HEADER QUOTE SPOKEN BY: Scotty
WOLF IN THE FOLD is an odd episode; at times, it’s a solid mystery but at others it’s interminably boring, and the result is an episode that talks at you more than it takes you with it on a ride.
The premise is that the Enterprise is on shore leave on Argelius 2, a plant with a pleasure-based society. Scotty goes off with a belly dancer and she ends up dead, with Scotty standing nearby holding the murder weapon. Another woman dies, and then another one, always with Scotty in a bad spot and unable to distinctly remember what had happened.

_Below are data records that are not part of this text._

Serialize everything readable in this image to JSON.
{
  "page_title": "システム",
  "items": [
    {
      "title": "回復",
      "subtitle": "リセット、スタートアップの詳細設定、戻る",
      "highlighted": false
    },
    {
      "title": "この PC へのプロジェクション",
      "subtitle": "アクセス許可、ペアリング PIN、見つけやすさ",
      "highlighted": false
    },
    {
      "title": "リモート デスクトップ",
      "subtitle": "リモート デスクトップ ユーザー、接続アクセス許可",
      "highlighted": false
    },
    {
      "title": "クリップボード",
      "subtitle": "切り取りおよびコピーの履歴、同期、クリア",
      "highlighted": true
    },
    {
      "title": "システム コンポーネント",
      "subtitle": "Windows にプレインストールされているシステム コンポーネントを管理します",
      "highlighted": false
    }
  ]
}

WOLF sets some kind of record for flipping back and forth from interesting to mind-numbingly boring. The murders of the ladies, the doubt cast on Scotty, and the ultimate revelation that the guilty person is actually the one and only Jack the Ripper is all really engaging television but there’s so much damn sitting around that it drives me loopy. The episode is written by Robert Bloch, so the dialogue is relatively strong, but there’s only so much sharp dialogue can do to get us through yet another long trial sequence.
The trial is a bread-and-butter staple of STAR TREK, and one of the most annoying aspects of the show. It exists only, it seems, to give Shatner some scenery to chew in order to display his amazing feats of logic. Here, it comes out of nowhere that Jack the Ripper is actually some malevolent entity that’s traveling the galaxy in order to kill women, and when it comes up Kirk immediately latches on to the idea, arguing that it has to be the Ripper and not Scotty, no matter how improbably it seems because “all” the evidence gathered points to that conclusion. In the sense that all of these trials were practice for Shatner’s performance as Denny Crane, I’m okay with it, but as a segment of an episode of STAR TREK, they’re a bit daft.
There’s three distinct segments to WOLF that help give the episode some uniqueness – it starts as the murder mystery, then slows to a crawl for the trial sequence, and then finally picks up again at the end when the Ripper entity takes control of the Enterprise’s computer. It’s in this third section where things really pick up and I’d have preferred to see more of the Enterprise in the throes of the Ripper instead of that big trial. That said, WOLF IN THE FOLD isn’t a bad episode at all; it’s just not as special as it could have been.